General Electric won two upgrades to the equivalent of a buy rating on Tuesday, as the board’s appointment of Larry Culp as CEO is seen as a “game changer” that should instill the market with confidence in the company’s turnaround prospects, said analysts including Wolfe Research’s Nigel Coe.
Investors should have greater conviction that Culp will be able to manage the strategic and tactical execution needed to move past the power unit challenges and contingent liabilities, Coe wrote in raising the stock to outperform from peer perform and lifting his price target to $16. RBC analyst Deane Dray, who also upgraded GE to outperform from sector perform, added the accelerated management change and the board’s choice to bring in an outside candidate creates a floor for the stock price.

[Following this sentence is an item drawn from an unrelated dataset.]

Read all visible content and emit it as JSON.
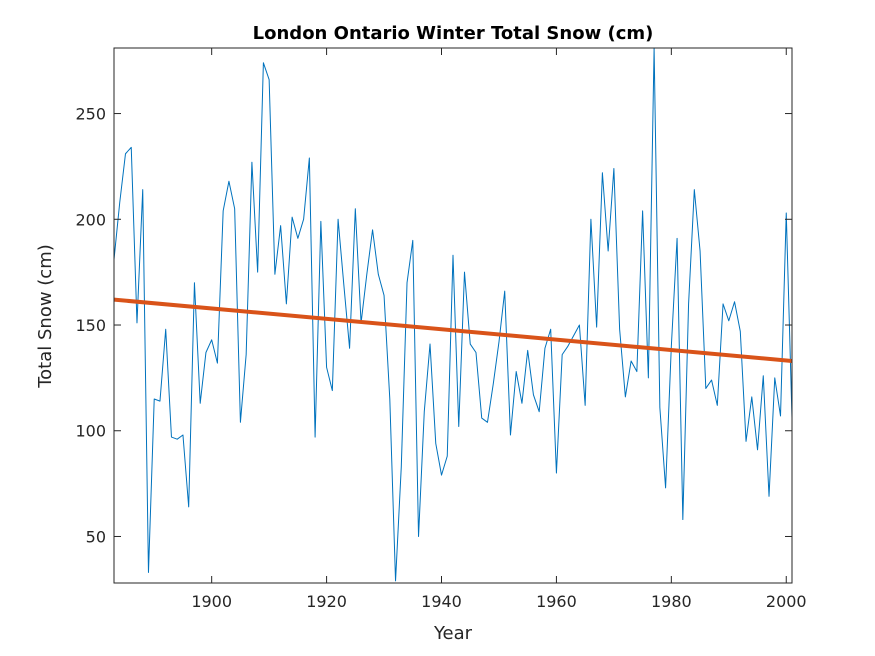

“It’s a definitive signal of cultural change, performance accountability and that current problems are fixable,” Coe wrote in a note Tuesday. “The proximate cause of GE’s current malaise is epic equity capital value destruction ... we can say with high confidence that this period is now behind us.”
Still, both cautioned there are uncertainties ahead for GE, which could include additional departures of senior executives and a second cut to the dividend. “Another cut, assuming it is the last cut, should not be viewed as a barrier to owning the stock,” Coe wrote. GE shares rose 2.2 percent in pre-market trading in New York Tuesday, after surging 7.1 percent on Monday.